This course is an introduction to photonic materials and devices structured on the wavelength scale. Generally, these systems will be characterized as having critical dimensions at the nanometer scale. These can include nanophotonic, plasmonic, and metamaterials components and systems.
This course will aim to introduce students to computational techniques employed in current design and research efforts in nanophotonics. You will learn the strengths and weaknesses of each approach; what types of problems call for which one; and how your simulation will perform.
Techniques include eigenvalue problems, fast Fourier transforms, band structure calculations, rigorous-coupled wave analysis, and finite-difference time-domain. Applications include photovoltaics, thermal management, radiative control, and nonlinear optics. It is expected to be useful for graduate students interested in incorporating these techniques into their projects or thesis research.

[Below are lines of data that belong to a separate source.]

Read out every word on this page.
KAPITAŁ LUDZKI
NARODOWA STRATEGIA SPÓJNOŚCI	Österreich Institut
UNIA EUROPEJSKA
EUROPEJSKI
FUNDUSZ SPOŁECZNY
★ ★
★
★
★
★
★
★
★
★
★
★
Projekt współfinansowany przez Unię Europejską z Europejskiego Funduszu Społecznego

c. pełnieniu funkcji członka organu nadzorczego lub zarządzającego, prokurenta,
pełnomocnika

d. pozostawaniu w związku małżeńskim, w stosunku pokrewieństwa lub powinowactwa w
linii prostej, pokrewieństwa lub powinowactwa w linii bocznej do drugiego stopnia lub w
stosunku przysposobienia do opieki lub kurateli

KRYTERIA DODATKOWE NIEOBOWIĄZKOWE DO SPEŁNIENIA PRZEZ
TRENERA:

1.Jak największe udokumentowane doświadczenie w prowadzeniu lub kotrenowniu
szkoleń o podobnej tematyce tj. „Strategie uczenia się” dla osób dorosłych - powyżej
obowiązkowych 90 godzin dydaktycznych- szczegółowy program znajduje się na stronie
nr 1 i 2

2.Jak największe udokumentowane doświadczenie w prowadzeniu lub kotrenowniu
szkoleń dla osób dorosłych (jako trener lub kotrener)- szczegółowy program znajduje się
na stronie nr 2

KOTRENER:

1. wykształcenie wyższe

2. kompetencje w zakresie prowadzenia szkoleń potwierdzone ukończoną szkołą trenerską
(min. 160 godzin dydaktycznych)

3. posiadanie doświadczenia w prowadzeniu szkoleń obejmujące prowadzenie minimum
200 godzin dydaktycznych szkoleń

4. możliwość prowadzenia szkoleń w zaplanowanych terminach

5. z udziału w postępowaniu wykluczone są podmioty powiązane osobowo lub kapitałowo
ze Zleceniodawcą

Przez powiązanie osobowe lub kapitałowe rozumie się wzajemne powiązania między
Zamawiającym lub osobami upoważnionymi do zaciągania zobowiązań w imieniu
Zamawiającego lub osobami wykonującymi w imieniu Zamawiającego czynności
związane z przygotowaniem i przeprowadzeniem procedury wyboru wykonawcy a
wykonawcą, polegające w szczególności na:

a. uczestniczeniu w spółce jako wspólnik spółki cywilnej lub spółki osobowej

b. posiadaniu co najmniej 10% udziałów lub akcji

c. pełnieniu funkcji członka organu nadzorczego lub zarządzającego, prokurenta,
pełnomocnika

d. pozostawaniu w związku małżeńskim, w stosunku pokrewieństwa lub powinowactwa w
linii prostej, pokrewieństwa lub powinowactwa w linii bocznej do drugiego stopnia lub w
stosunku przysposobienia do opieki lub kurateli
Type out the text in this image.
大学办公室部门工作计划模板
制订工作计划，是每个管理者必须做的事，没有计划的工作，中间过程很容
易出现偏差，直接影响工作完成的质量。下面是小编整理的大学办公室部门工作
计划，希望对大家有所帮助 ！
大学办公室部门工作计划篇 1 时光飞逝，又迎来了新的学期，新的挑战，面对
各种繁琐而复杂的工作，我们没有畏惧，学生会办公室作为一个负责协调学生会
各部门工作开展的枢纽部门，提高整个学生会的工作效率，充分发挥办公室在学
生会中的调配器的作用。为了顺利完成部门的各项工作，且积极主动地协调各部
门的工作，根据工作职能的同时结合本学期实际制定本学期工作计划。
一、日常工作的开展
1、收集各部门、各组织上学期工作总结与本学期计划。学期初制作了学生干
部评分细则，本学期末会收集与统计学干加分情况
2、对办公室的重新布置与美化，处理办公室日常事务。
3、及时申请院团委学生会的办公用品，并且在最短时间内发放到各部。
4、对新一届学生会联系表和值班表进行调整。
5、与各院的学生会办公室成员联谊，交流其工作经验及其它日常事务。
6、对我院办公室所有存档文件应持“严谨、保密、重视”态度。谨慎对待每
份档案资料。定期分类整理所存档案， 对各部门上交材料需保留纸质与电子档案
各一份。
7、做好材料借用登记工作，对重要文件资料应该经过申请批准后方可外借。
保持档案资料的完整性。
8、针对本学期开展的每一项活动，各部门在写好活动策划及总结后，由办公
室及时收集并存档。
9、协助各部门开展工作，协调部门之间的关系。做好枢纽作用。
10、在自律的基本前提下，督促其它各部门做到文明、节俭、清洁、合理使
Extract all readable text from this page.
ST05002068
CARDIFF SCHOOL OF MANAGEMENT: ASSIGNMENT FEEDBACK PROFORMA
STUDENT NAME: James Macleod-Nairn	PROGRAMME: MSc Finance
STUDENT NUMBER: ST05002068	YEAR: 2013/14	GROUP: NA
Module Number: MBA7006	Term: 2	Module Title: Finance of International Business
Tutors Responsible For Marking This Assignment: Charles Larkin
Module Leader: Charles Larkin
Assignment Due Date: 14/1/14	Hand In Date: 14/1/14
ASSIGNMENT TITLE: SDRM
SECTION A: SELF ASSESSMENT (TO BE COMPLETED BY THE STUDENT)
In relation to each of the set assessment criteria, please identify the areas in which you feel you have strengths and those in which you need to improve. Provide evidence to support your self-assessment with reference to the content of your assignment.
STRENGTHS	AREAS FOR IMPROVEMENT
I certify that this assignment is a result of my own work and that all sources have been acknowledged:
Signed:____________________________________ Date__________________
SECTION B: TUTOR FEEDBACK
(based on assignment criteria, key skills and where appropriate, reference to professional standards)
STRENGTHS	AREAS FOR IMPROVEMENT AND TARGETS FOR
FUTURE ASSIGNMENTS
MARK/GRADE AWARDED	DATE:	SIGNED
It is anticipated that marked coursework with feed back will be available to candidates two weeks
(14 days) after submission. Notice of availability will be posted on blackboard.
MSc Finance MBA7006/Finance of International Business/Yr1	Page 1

Students taking this course will be required to complete four (4) proctored exams using the edX online Proctortrack software. Completed exams will be scanned and sent using Gradescope for grading by Professor Bermel.
Recommended Textbook for the course: Photonic Crystals: Molding the Flow of Light by J.D. Jaonnopoulos, S.G.Johnson, J.N. Winn, and R.B. Meade, Princeton University Press, 2008
ISNB Number: 9780691224568
Nanophotonic Modeling is one course in a growing suite of unique, 1-credit-hour short courses being developed in an edX/Purdue University collaboration. Students may elect to pursue a verified certificate for this specific course alone or as one of the six courses needed for the edX/Purdue MicroMasters program in Nanoscience and Technology. For further information and other courses offered and planned, please see the Nanoscience and Technology page.
Courses like this can also apply toward a Master's Degree in Electrical and Computer Engineering for students accepted into the full master’s program at Purdue University.